= Emily Coddington Williams =

American historian of mathematics

Emily Coddington Williams (born Emily Matilda Coddington, October 21, 1873 – August 8, 1952) was an American historian of mathematics, translator, novelist, playwright, and biographer.

==Early life and education==
Coddington was born on October 21, 1873, in New York City; her parents were of well-off colonial stock. Her father, a lawyer, died in 1876, and she came to live in Midtown Manhattan with her mother and grandmother. She passed the entrance examination for Harvard University in 1891, allowing her to study at the Harvard Annex, a precursor to Radcliffe College. Instead, she went to the University of London from 1894 to 1896, and earned a bachelor's degree there.

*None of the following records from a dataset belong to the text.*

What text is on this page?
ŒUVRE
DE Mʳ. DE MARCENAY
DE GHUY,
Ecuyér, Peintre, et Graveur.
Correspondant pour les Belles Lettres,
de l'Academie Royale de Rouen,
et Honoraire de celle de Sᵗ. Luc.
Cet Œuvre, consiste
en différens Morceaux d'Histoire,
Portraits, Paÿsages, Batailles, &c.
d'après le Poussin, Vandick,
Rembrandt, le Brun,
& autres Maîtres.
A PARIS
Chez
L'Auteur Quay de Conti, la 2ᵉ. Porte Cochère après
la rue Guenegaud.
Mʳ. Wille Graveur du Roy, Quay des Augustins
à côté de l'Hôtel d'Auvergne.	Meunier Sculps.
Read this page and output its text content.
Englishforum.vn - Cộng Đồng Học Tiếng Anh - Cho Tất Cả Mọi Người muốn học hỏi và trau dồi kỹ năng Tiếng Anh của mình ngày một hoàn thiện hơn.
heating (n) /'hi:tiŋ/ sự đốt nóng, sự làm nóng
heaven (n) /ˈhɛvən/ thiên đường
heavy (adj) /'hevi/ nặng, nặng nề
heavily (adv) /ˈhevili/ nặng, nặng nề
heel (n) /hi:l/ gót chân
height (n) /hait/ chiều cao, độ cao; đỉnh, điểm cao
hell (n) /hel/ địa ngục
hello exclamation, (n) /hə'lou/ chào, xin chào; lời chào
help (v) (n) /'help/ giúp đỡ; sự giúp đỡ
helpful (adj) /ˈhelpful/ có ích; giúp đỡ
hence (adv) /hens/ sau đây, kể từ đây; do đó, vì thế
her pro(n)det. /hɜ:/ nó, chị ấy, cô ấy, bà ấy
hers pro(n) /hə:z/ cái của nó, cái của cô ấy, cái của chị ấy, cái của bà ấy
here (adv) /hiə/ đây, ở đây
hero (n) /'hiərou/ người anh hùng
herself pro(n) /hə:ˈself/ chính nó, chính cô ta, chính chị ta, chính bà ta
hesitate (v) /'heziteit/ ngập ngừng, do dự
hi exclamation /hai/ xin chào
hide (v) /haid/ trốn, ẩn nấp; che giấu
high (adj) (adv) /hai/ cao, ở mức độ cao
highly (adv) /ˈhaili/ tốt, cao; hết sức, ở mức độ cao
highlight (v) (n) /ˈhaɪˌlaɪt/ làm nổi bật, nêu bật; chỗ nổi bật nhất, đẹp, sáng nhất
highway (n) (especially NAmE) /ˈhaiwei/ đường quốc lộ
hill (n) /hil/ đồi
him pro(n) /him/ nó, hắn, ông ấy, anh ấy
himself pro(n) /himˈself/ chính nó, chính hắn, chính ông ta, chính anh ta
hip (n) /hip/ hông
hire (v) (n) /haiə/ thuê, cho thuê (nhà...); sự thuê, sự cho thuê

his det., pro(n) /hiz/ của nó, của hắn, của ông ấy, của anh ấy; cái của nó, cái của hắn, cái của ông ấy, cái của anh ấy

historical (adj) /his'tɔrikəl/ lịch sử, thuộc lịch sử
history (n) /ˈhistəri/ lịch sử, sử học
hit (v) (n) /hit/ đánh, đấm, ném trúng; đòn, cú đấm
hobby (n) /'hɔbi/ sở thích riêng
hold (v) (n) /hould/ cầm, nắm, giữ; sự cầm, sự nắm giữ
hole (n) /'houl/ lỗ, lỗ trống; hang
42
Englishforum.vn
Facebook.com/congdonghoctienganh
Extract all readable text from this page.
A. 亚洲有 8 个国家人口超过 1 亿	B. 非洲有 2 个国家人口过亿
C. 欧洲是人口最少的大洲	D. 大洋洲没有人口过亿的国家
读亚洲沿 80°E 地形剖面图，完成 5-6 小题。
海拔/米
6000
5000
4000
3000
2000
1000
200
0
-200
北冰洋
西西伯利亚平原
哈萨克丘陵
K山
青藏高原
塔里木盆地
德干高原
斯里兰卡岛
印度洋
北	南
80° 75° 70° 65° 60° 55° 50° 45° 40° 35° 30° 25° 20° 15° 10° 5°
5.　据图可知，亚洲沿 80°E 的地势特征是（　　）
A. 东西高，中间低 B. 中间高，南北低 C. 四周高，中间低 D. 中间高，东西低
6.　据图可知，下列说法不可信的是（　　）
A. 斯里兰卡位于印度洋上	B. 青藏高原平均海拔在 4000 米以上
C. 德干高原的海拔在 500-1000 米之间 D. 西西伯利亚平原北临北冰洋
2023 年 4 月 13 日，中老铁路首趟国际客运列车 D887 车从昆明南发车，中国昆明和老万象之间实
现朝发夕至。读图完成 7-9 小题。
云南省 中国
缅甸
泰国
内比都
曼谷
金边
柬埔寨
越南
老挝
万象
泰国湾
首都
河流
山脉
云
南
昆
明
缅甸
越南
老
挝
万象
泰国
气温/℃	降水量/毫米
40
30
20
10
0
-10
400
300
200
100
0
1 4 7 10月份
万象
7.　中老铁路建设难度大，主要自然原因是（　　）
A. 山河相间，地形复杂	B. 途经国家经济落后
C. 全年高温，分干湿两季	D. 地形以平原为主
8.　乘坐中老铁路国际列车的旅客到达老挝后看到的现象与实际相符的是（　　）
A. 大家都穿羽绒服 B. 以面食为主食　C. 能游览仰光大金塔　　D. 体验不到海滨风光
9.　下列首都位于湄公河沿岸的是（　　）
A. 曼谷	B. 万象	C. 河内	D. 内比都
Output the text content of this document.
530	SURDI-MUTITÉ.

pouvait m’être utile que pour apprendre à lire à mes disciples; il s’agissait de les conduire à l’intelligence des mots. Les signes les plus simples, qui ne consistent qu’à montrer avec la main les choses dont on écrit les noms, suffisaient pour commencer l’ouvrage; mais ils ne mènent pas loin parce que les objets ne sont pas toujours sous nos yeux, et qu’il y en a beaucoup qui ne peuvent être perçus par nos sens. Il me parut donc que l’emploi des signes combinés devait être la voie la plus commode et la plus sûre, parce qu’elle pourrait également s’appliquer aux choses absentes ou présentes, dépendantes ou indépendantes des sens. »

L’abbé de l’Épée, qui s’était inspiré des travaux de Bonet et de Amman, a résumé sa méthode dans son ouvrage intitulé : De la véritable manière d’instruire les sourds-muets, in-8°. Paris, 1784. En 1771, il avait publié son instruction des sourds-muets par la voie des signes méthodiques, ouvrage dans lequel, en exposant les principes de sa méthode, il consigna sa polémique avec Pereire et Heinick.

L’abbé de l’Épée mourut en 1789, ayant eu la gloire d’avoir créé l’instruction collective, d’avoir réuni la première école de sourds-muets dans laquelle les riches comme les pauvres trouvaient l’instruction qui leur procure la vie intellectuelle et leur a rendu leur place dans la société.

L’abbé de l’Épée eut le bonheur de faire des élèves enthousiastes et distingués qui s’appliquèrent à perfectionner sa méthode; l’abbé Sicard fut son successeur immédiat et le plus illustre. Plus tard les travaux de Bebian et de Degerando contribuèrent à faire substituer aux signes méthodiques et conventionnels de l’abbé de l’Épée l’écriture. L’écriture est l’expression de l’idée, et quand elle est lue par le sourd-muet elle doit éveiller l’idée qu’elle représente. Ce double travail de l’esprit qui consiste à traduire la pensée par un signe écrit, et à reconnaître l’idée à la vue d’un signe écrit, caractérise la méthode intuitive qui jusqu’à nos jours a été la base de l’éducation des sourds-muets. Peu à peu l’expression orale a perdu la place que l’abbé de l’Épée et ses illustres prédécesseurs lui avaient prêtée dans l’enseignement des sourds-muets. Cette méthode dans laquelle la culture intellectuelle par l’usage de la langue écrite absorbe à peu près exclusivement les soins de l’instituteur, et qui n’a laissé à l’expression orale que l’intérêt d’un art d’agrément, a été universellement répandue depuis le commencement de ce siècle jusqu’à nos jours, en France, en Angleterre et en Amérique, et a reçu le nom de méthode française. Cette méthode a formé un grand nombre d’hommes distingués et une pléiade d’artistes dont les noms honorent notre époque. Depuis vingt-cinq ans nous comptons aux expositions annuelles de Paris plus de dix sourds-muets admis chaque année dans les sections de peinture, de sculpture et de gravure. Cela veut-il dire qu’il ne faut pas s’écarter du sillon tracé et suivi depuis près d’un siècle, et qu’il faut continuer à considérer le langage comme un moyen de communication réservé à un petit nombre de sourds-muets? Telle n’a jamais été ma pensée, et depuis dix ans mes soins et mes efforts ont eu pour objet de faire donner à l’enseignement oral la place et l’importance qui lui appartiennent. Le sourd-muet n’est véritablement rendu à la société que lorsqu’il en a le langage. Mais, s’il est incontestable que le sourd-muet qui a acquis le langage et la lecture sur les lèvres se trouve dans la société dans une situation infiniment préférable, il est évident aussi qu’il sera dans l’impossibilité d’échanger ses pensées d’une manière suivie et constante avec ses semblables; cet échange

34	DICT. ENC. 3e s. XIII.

In 1898, Columbia University awarded her a master's degree in mathematics, minoring in mechanics and Greek, based on a thesis she wrote at the end of her studies in London concerning the history of determinants.

She completed a Ph.D. at Columbia in 1905. Her dissertation, A Brief Account of the Historical Development of Pseudospherical Surfaces from 1827 to 1887, concerned the history of non-Euclidean geometry and the pseudosphere, also including material on a paper of Albert Victor Bäcklund on hyperbolic geometry, which she translated from Swedish into English.

Beginning in 1909 Coddington studied law at New York University, gaining admission to the bar in 1912 and earning a law degree in 1913. Although Coddington did not become a professional mathematician or lawyer, she remained a lifelong member of the American Mathematical Society, and attended the 1908 and 1912 International Congresses of Mathematicians in England and Italy, respectively.

==Later life==
Coddington married businessman William Henry Williams in 1917, and her subsequent publications were under the name Emily Coddington Williams. She participated in several clubs concerning gardening and women's suffrage, and traveled frequently to Europe. With her husband, she continued to live in New York, summering in Newport, Rhode Island. They were childless, although her husband had adopted Irma Williams, his niece, after Irma's mother died in childbirth in 1901.

Williams was the author of two one-act plays, Then (1914) and Pals (1925), two novels, Homing Pigeon (1927) and Quest for Love (1929) and a 1941 biography of William Coddington (1601–1678), governor of Rhode Island.

Her husband died in 1943. In 1952, Williams set sail for Europe on the RMS Queen Mary, but she broke her hip while on board, and died in a hospital in Paris on August 8, 1952, leaving a large legacy to her godchildren and the societies she belonged to. Her Newport estate, Villa Rosa, was sold to a real estate developer who demolished it and replaced it with a condominium complex.